Thursday, October 23, 2008

The Dangers of Mouthbreathing

I get up every morning at the ungodly hour of 4:45 AM. The first thing I do as part of my routine is to turn on the television to listen to the news and traffic. It helps me wake up and predict whether or not my day is going to generally suck for reasons not under my control. I listen with half an ear to the "traffic and weather on the 8's" at least 4 times during my morning routine. You would think, after all that, and the repeated warnings of the temperature being in the f-ing 30s, I would dress appropriately. But no. Not me. I know better. I still live in the days of early autumn when all you need is a light jacket.

When I settled into the snake-like slug line this morning that had coiled itself all the way around the bus shelter, the realization that it's not going to be a mild winter struck me. I was wearing my stylish leather jacket that is only capable of containing temperatures well above freezing and a very thin shirt underneath. I stood there just a little cold at first, and then the heat reserve built up from my car quickly wore off. I was painfully aware that I chose peep-toe flats to wear to work today, and every exposed part of my body was starting to shiver.

I've been sick for the last week, and while I'm getting better, I still can't breathe through all this congestion. My nose is pretty much clogged all the time, but standing out in the cold made it even worse today. So I graciously accepted my ride resigned to the fact that I'm temporarily a mouth-breather.

The guy who picked me up was such a character that I don't even think I can do him justice by describing him. His energy was bountiful, and his enthusiasm was entirely inappropriate for the hour or the audience.

Shortly after merging onto the interstate, he startled me from my slow tumble into commuter slumber by yelling "WOW! DID YOU SEE THAT!!!??" My eyes flew open expecting to see an 18-wheeler riding tandem on a Mini Cooper, but I saw nothing out of the ordinary. He followed up by saying "it was a shooting star! Right there, going across the interstate." I halfway wanted to laugh, but the other part of me, the more jaded and aggressive part of me, wanted to tell him to reserve his enthusiasm for flying body parts or mangled metal. I was not in the mood to hear about missing a shooting star.

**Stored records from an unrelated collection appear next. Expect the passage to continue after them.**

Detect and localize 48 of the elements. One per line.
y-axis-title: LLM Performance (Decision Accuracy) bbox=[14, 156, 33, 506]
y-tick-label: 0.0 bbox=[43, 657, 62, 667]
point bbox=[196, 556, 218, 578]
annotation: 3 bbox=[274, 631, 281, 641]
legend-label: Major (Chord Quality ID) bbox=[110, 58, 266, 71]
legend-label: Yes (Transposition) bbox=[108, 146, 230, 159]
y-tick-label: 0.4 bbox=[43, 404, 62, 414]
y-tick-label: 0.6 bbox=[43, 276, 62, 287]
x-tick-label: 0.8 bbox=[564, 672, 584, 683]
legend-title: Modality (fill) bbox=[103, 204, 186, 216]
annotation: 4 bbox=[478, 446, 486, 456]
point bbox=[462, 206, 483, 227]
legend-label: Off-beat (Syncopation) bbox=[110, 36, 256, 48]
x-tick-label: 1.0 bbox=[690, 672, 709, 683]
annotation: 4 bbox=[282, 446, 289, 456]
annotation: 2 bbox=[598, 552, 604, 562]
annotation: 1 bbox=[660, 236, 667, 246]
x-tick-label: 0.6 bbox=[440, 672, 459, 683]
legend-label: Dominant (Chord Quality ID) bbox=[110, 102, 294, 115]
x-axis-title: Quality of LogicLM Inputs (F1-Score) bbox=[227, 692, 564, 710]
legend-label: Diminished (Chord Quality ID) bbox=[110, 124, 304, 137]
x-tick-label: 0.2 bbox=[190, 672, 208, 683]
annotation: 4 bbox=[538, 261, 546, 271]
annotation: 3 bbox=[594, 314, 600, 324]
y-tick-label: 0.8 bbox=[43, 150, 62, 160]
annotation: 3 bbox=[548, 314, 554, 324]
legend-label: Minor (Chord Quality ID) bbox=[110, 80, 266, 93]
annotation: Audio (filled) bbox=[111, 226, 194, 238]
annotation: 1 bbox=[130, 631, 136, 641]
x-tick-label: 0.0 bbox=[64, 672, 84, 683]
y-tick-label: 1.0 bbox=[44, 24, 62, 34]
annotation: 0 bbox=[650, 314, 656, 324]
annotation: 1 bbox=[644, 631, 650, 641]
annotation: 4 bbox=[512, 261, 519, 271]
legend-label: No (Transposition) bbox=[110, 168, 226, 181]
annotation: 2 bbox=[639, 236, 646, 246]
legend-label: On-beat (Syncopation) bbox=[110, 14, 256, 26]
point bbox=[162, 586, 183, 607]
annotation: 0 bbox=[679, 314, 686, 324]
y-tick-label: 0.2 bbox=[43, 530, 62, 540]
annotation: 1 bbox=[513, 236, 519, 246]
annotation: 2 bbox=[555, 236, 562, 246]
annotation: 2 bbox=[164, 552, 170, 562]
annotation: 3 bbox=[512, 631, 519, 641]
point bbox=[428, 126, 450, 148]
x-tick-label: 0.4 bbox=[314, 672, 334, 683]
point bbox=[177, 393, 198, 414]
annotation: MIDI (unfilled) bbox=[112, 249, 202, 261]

Then the really funny part kicked in. He was listening to country music, and Garth Brooks' "Friends in Low Places" came on (probably for the 80 billionth time on that radio station). He sat straight up with his coffee in his hand and started singing! SINGING at 6:20 AM on I95. It was like being in another dimension where people are happy and sing songs with strangers before the sun comes up. He looked around at me and the other poor bastard riding with us as if to say "aren't you going to join me for the chorus?" This particular song is reserved for very specific situations in my life, and this was not one of those situations. A very drunk Irishman serenaded me with this song (and a few Irish patriot songs), and I'll never be able to listen to it with the same perspective. So no, I didn't sing along. But it actually put a shadow of a smile on my face.

Things quieted down after Garth shut up, and we drove forward into the bowels of 7th ring of Hell (AKA Washington DC). I sat there miserably trying to close my mouth and breathe through my nose, but my body was not cooperating. I was trying to sleep, but the breathing issue prevented it from coming. Then I started to reason to myself that I didn't need to breathe through my nose. That mouth-breathing is a perfectly acceptable way to intake oxygen, and I shouldn't be hung up on it. I willed myself to sleep through the mouth-breathing, but still it wouldn't come. I finally accepted that I wasn't going to get a nap in, so I just relaxed my head and tried to focus on something else.

Mr. Happy broke my Zen moment with a "oh, oops!" Since my eyes were closed, I figured he probably cut somebody off who had a much less friendly reaction, and I didn't bother to look for confirmation. But that wasn't it. Mr. Manners was warning me about something that my body was presently incapable of detecting. Without all of my sensory faculties in line, I had no way of knowing what was happening to me. There was no olfactory detector in service to give me the heads up. And there, in my congested misery, I mouth-breathed Mr. Happy's fart.